Préparé par Georges Gay, ChPC, Chef Services-conseil


Ce que la science identifie comme du surentraînement — et que la plupart des athlètes amateurs prennent pour un manque de volonté : Consensus American College of Sports Medecine (ACSM)/ECSS | Athlètes amateurs 25–45 ans | Littérature scientifique 2022–2025


▪️▪️▪️


Tu t’entraînes sérieusement. Tu sacrifies des soirées, tu te lèves tôt, tu refuses de   manquer une séance. Et pourtant : tes chronos stagnent, tu dors huit heures mais tu te réveilles épuisé(e), et tu es à cran. Ta première réaction : forcer encore plus.
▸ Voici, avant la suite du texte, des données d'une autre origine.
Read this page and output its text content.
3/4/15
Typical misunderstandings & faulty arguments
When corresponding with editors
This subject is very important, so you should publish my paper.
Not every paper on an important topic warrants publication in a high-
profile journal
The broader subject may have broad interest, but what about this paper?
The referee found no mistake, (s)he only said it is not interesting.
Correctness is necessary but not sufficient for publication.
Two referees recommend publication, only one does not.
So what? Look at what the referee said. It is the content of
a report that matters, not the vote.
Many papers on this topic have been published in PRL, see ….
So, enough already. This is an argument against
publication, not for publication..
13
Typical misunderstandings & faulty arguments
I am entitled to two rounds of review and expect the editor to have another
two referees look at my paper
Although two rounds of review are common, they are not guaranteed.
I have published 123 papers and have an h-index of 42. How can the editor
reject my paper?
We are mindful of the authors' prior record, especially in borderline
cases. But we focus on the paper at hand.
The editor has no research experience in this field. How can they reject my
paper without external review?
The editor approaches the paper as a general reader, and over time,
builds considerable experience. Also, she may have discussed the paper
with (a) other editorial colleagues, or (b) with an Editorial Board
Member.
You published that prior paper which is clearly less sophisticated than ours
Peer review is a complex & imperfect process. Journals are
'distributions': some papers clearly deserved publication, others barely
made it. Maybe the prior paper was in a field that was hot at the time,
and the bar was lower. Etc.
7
La science suggère le contraire.


Le surentraînement, ce n’est pas juste « trop en faire » — c’est un spectre en 3 stades

  

C’est quoi l’ACSM ? —   L’American College of Sports Medicine est la plus grande organisation  mondiale de médecine du sport. Fondée en 1954, elle rassemble plus de   50 000 professionnels dans 90 pays. Ses recommandations font référence partout dans le monde, des cabinets médicaux aux équipes olympiques. Son homologue européen, l’ECSS (European College of Sport Science, fondé en 1995), regroupe plus de 8 000 chercheurs et praticiens. Lorsque ces deux organisations publient un consensus conjoint, il s’agit de la synthèse la plus rigoureuse disponible sur le sujet.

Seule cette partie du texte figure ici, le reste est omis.